Despite years of debate and the industry’s denunciation of the practice, AVEs still persist in today’s PR and communications world.

Those familiar with the Barcelona Principles (launched in 2010 and revised in 2015) know that the industry’s leading body on PR measurement and evaluation, AMEC (, declared it would not recognise AVEs as a credible form of measurement. And indeed, many of the world’s leading PR bodies have followed suite, from the PRSA, to the IPR, and the PRCA (in fact most PR awards reject AVEs as a valid performance outcome).

But like any bad habit to which we form a compulsive addiction, the use of AVEs has been hard to quit. So that begs the question, why?

For all their faults (wonderfully outlined by AMEC Chairman Richard Bagnall here: I believe AVEs won’t die for two simple reasons. One, the fact there is a monetary figure attached to them, and two because of the term value. If look closely at what an AVE actually is, it’s a cost comparison to advertising. And don’t be confused, cost and value are not the same thing. Cost is the investment you made to do something. Value is what doing something delivers for your business (improved reputation, sales, market share, etc.). So, if you’re a PR practitioner, what is more important to you? The cost of the communications programme you create, or the value it delivers for your clients?

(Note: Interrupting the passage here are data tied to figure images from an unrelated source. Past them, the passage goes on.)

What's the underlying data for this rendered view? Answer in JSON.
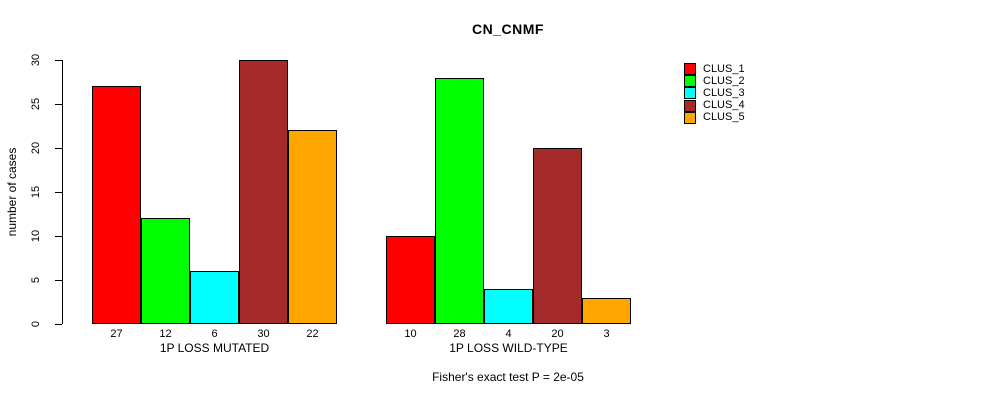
{
  "chart_data": {
    "type": "bar",
    "title": "CN_CNMF",
    "ylabel": "number of cases",
    "xlabel": "",
    "ylim": [
      0,
      30
    ],
    "yticks": [
      0,
      5,
      10,
      15,
      20,
      25,
      30
    ],
    "grid": false,
    "legend_position": "top-right",
    "categories": [
      "CLUS_1",
      "CLUS_2",
      "CLUS_3",
      "CLUS_4",
      "CLUS_5"
    ],
    "series": [
      {
        "name": "CLUS_1",
        "color": "#FF0000"
      },
      {
        "name": "CLUS_2",
        "color": "#00FF00"
      },
      {
        "name": "CLUS_3",
        "color": "#00FFFF"
      },
      {
        "name": "CLUS_4",
        "color": "#A52A2A"
      },
      {
        "name": "CLUS_5",
        "color": "#FFA500"
      }
    ],
    "groups": [
      {
        "label": "1P LOSS MUTATED",
        "values": [
          27,
          12,
          6,
          30,
          22
        ]
      },
      {
        "label": "1P LOSS WILD-TYPE",
        "values": [
          10,
          28,
          4,
          20,
          3
        ]
      }
    ],
    "annotation": "Fisher's exact test P = 2e-05"
  }
}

I realise answering the value question can be difficult, but that is why organisations such as AMEC exist. Last June, AMEC launched a free to use Integrated Evaluation Framework that provides the industry with a meaningful and easy to use evaluation planning tool. The framework emphasis all the key aspects of great measurement planning: goal setting, multi-channel inputs, and a focus on audience and business outcomes. When you use a planning tool such as this, you see clearly how to think about and approach measurement for your clients and your agency.

The good news is that attitudes in the industry are changing, albeit more slowly than we hoped. To keep us moving in the right direction education is going to be the key. Education about why AVEs are misguided and wrong, and why measurement starts with proper planning. And this education initiative falls on all stakeholders in the industry. From organisations such as AMEC and the PRCA to education practitioners, for agencies to train their staff, and for PR consultants to educate and do right by their clients.

Let’s not let AVEs hold us back any longer.